Our mefarshim grapple with this question, and both the Radak (Rav David Kimchi, 1160-1235) and the Ralbag (Rav Levi ben Gershon, 1288-1344) suggest that there was a different purpose to this mission—different from that of Moshe Rabbeinu. Yehoshua knew these two righteous individuals well and was confident in their positive report. The decision to send them was based upon the leader’s desire to remove any hesitation regarding the invasion from the people themselves. Having full confidence in God’s word would certainly fill a believing nation with confidence in the upcoming battle. But Yehoshua sought to raise the morale of the people even more by having some of their own testify of what they themselves had heard and seen. Indeed, the report to Yehoshua and the final words of our haftarah echo precisely that very purpose: “…all the inhabitants of the land have melted (in fear) because of us.”
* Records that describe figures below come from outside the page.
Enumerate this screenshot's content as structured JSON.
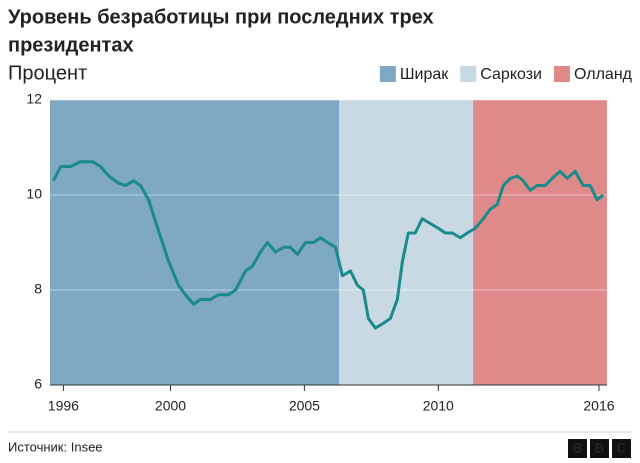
{
  "chart_data": {
    "type": "line",
    "title": [
      "Уровень безработицы при последних трех",
      "президентах"
    ],
    "subtitle": "Процент",
    "periods": [
      {
        "name": "Ширак",
        "color": "#7fa8c4",
        "start": 1995.5,
        "end": 2006.3
      },
      {
        "name": "Саркози",
        "color": "#c8d9e4",
        "start": 2006.3,
        "end": 2011.3
      },
      {
        "name": "Олланд",
        "color": "#de8a8a",
        "start": 2011.3,
        "end": 2016.3
      }
    ],
    "x": [
      1995.63,
      1995.9,
      1996.27,
      1996.64,
      1997.09,
      1997.39,
      1997.69,
      1998.06,
      1998.32,
      1998.62,
      1998.88,
      1999.18,
      1999.55,
      1999.93,
      2000.3,
      2000.56,
      2000.86,
      2001.12,
      2001.49,
      2001.79,
      2002.16,
      2002.43,
      2002.8,
      2003.06,
      2003.36,
      2003.62,
      2003.92,
      2004.22,
      2004.48,
      2004.74,
      2005.04,
      2005.34,
      2005.6,
      2005.86,
      2006.16,
      2006.42,
      2006.72,
      2006.98,
      2007.2,
      2007.39,
      2007.65,
      2007.95,
      2008.21,
      2008.47,
      2008.66,
      2008.88,
      2009.14,
      2009.4,
      2009.7,
      2010.0,
      2010.26,
      2010.52,
      2010.82,
      2011.08,
      2011.38,
      2011.68,
      2011.94,
      2012.2,
      2012.43,
      2012.69,
      2012.95,
      2013.17,
      2013.43,
      2013.69,
      2013.99,
      2014.25,
      2014.55,
      2014.81,
      2015.11,
      2015.41,
      2015.67,
      2015.93,
      2016.16
    ],
    "series": [
      {
        "color": "#1a8a8a",
        "values": [
          10.3,
          10.6,
          10.6,
          10.7,
          10.7,
          10.6,
          10.4,
          10.25,
          10.2,
          10.3,
          10.2,
          9.9,
          9.25,
          8.6,
          8.1,
          7.9,
          7.7,
          7.8,
          7.8,
          7.9,
          7.9,
          8.0,
          8.4,
          8.5,
          8.8,
          9.0,
          8.8,
          8.9,
          8.9,
          8.75,
          9.0,
          9.0,
          9.1,
          9.0,
          8.9,
          8.3,
          8.4,
          8.1,
          8.0,
          7.4,
          7.2,
          7.3,
          7.4,
          7.8,
          8.6,
          9.2,
          9.2,
          9.5,
          9.4,
          9.3,
          9.2,
          9.2,
          9.1,
          9.2,
          9.3,
          9.5,
          9.7,
          9.8,
          10.2,
          10.35,
          10.4,
          10.3,
          10.1,
          10.2,
          10.2,
          10.35,
          10.5,
          10.35,
          10.5,
          10.2,
          10.2,
          9.9,
          10.0
        ]
      }
    ],
    "xlim": [
      1995.5,
      2016.3
    ],
    "xticks": [
      1996,
      2000,
      2005,
      2010,
      2016
    ],
    "ylim": [
      6,
      12
    ],
    "yticks": [
      6,
      8,
      10,
      12
    ],
    "grid": true,
    "source": "Источник: Insee",
    "logo": [
      "B",
      "B",
      "C"
    ]
  }
}
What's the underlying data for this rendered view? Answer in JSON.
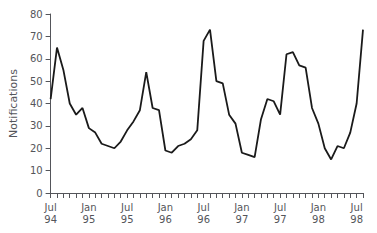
{
  "chart_data": {
    "type": "line",
    "ylabel": "Notifications",
    "categories": [
      "Jul\n94",
      null,
      null,
      null,
      null,
      null,
      "Jan\n95",
      null,
      null,
      null,
      null,
      null,
      "Jul\n95",
      null,
      null,
      null,
      null,
      null,
      "Jan\n96",
      null,
      null,
      null,
      null,
      null,
      "Jul\n96",
      null,
      null,
      null,
      null,
      null,
      "Jan\n97",
      null,
      null,
      null,
      null,
      null,
      "Jul\n97",
      null,
      null,
      null,
      null,
      null,
      "Jan\n98",
      null,
      null,
      null,
      null,
      null,
      "Jul\n98",
      null
    ],
    "values": [
      42,
      65,
      55,
      40,
      35,
      38,
      29,
      27,
      22,
      21,
      20,
      23,
      28,
      32,
      37,
      54,
      38,
      37,
      19,
      18,
      21,
      22,
      24,
      28,
      68,
      73,
      50,
      49,
      35,
      31,
      18,
      17,
      16,
      33,
      42,
      41,
      35,
      62,
      63,
      57,
      56,
      38,
      31,
      20,
      15,
      21,
      20,
      27,
      40,
      73
    ],
    "color": "#1a1a1a",
    "ylim": [
      0,
      80
    ],
    "yticks": [
      0,
      10,
      20,
      30,
      40,
      50,
      60,
      70,
      80
    ],
    "grid": false
  }
}
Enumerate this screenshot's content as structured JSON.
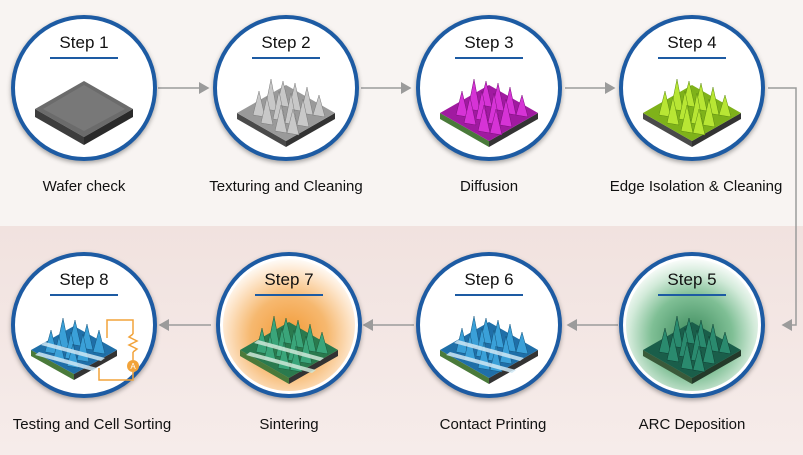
{
  "steps": [
    {
      "label": "Step 1",
      "caption": "Wafer check"
    },
    {
      "label": "Step 2",
      "caption": "Texturing and Cleaning"
    },
    {
      "label": "Step 3",
      "caption": "Diffusion"
    },
    {
      "label": "Step 4",
      "caption": "Edge Isolation & Cleaning"
    },
    {
      "label": "Step 5",
      "caption": "ARC Deposition"
    },
    {
      "label": "Step 6",
      "caption": "Contact Printing"
    },
    {
      "label": "Step 7",
      "caption": "Sintering"
    },
    {
      "label": "Step 8",
      "caption": "Testing and Cell Sorting"
    }
  ],
  "colors": {
    "ring": "#1d5ba3",
    "arrow": "#9b9b9b",
    "wafer": "#5e5e5e",
    "texture": "#b0b0b0",
    "diffusion": "#cc22cc",
    "edge": "#a8dc22",
    "arc": "#1f6e5a",
    "contact": "#2a8ccc",
    "sinter_glow": "#f39a36",
    "meter": "#f2a33a"
  }
}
And yet, perhaps the focus of the haftarah, and one of the reasons Chazal chose this perek as the reading for this parsha, is not connected to Yehoshua or the spies or the nation. Perhaps our rabbis saw a subtle message in the character of Rachav, the resident of Yericho who took in and protected the spies, which they hoped to reveal to us. Rachav, “isha zonah,” was a woman who was part of the lowest levels of society. A person who dwelled in the city wall itself, far from the seat of power and open to attack from non-citizens who could enter the city at any time. And yet, it was this woman who related the essential information that the spies sought and, eventually, saved the very lives of the spies. The contrast between Rachav and the spies of our parsha couldn’t be starker.

Moshe had every reason to trust men who were described as “anashim,” important and “roshei bnei Yisra’el,” leaders of the nation. It was they, however, who fated the nation to wander 39 more years before arriving at the Promised Land only after the exodus generation and died out. While this “lowliest” of women, shunted by society, provided the encouragement and confidence needed to inspire the Israelites to begin their invasion.

We may regard background and pedigree as telling indicators to a person’s character, but Hashem looks into the heart and judges one’s character by their deeds and not their genes.

By Rabbi Neil N. Winkler


Rabbi Neil Winkler is the rabbi emeritus of the Young Israel Fort Lee and now lives in Israel.